シリア・東グータ:砲爆撃の被害多発で医療サービスの対応は限界に

2017年11月28日掲載

シリアの首都ダマスカス近郊にある東グータ地域。包囲下にある同地域ではこの2週間、激しい砲爆撃により多数の死傷者が出ている。国境なき医師団(MSF)は、医療体制を維持するため、紛争当事者に対して、医療施設の保護を規定する国際人道法の順守、ならびに緊急医療物資の搬入の許可を求めている。

死傷者の25%は女性と子ども

MSFは東グータにスタッフを置いていないが、現地の病院・診療所を支援している。11月14日から26日にかけて、支援先病院5軒で合計576人の負傷者が治療を受け、69人の死亡が確認された。死傷者の25%は女性と15歳未満の子どもだ。MSFの支援先でない医療施設の状況は不明のため実際の死傷者数はさらに多いものと推定される。

MSFオペレーション・ディレクターのベルトラン・ペロシェは、「緊急医療がますます必要となる一方で、東グータの医療サービスは対応能力の限界を超えています。人びとが危険を冒して病院にたどり着いても、爆撃への懸念から病院そのものが十分機能していないこともありますし、多くの病院で医療物資が不足していますが補充は困難です」と話す。
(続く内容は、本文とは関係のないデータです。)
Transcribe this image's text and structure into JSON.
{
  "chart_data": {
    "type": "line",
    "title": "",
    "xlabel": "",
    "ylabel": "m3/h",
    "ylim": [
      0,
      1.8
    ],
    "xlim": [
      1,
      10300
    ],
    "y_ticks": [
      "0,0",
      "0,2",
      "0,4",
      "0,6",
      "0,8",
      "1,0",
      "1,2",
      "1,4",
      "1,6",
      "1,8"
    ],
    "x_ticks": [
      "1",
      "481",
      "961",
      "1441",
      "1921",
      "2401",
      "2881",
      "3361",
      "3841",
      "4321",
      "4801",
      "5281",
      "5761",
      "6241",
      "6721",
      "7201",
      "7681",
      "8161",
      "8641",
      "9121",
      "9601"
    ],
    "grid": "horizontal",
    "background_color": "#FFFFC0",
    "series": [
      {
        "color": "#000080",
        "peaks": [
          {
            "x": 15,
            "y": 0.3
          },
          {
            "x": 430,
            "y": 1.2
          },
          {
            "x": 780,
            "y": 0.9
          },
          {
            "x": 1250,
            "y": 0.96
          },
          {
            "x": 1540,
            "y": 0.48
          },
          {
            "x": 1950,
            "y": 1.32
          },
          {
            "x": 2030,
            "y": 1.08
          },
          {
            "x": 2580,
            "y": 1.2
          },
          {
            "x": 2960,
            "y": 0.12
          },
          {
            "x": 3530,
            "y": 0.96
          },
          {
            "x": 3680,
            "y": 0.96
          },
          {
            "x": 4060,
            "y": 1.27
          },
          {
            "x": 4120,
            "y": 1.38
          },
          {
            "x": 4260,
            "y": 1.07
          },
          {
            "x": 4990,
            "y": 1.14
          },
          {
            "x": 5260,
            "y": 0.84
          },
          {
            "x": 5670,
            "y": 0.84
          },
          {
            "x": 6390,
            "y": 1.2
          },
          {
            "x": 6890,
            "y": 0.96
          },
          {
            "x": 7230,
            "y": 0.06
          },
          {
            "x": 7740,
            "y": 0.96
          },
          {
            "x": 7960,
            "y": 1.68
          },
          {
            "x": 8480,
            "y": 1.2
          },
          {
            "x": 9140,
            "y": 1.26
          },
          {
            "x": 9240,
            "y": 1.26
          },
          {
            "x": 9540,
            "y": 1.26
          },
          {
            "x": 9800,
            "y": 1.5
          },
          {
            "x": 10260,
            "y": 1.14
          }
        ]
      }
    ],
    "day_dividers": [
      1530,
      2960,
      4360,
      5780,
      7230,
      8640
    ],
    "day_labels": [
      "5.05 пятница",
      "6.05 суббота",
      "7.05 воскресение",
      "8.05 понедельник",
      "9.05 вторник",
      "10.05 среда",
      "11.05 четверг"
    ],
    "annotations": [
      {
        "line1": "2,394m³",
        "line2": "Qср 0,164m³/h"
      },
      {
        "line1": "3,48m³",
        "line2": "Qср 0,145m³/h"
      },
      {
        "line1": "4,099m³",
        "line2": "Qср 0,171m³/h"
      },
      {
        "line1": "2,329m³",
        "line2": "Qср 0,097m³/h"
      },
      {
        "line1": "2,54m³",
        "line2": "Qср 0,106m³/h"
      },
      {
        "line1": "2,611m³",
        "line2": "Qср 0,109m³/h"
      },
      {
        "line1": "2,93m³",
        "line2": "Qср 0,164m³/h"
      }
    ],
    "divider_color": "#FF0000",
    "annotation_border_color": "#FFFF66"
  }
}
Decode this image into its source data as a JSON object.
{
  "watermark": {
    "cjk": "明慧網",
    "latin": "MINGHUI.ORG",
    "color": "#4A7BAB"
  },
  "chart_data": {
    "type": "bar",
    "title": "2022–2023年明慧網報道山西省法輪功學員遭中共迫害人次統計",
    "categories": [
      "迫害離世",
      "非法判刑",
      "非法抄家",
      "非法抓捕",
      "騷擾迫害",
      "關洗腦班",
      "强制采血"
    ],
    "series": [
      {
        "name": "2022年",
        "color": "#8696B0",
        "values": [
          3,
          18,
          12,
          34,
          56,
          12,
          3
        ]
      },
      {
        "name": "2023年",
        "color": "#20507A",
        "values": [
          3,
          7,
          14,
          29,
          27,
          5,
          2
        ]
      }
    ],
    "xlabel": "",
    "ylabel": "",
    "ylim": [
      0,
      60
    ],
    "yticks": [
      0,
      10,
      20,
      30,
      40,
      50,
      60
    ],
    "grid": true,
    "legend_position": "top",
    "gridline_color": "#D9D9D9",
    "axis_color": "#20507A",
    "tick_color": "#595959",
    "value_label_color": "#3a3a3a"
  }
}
東グータでは砲爆撃の被害や恐れから、稼働する医療施設が減少している。カフル・バトナの町の中核病院は2013年以来MSFがシリア国外から支援していたが、11月20日に2発のロケット弾に被弾、貯水槽と太陽光発電パネルが損壊した。入院病棟にも被害が及び、救急車1台が使用不可能になった。幸いスタッフと患者に重傷者はでなかったが、病院は最低限の修復のために2日間の休業を余儀なくされた。その他、MSFが支援する野外病院2軒、診療所1軒もスタッフと患者の安全を考慮し、11月15日から18日まで救急以外の業務を一時停止した。

民間人と医療施設の保護、医薬品供給の許可を要求

MSFは東グータ地域21ヵ所の医療施設を物資面で支援し、緊急時に備えて現地での備蓄も進めてきた。しかしその備蓄も急速に消費されつつあり、現在血液バッグ、ブドウ糖の点滴バッグ、検査用手袋、消毒薬、小児向けの経口抗生剤などの備蓄がほとんどないか、既に枯渇している。MSFが連絡をとっている医療施設の大半が追加の物資が必要だと報告している。

ほぼひっきりなしの砲爆撃に巻き込まれることへの不安が広がり、医療の必要な人も、医療従事者も自宅を出られない状況が続く。患者の多くは治療を受けられず、MSF支援先の医療施設でも人手不足が進む。

MSFは全ての武装勢力に対し、国際人道法に則り、民間人と病院や住宅地などへの加害を避けるため、しかるべき警告を行うよう要請。合わせて、東グータへの医薬品供給を担える機関・団体に対し、シリア政府が速やかにその供給を認めるよう求めている。

関連情報:「病院を撃つな!」キャンペーンサイト

MSFは11月のダマスカス市内の反政府武装勢力による砲撃について把握はしているものの、政府統治地域での活動は未認可のため、現場の状況やニーズを伝える情報は得られていない。

MSFはシリア北部で5つの病院と3つの移動診療チームを直営するほか、5つの提携医療施設を支援している。また、MSFスタッフ自らが立ち入れない地域の約70施設を遠隔支援している。MSFは、安全と公平について確約を得られていない「イスラム国(IS)」の支配地域と、活動認可が現在も得られていないシリア政府統治地域では活動できていない。政治的圧力からの独立性を守るため、シリアでの活動にはどの国の政府からの資金も投入されていない。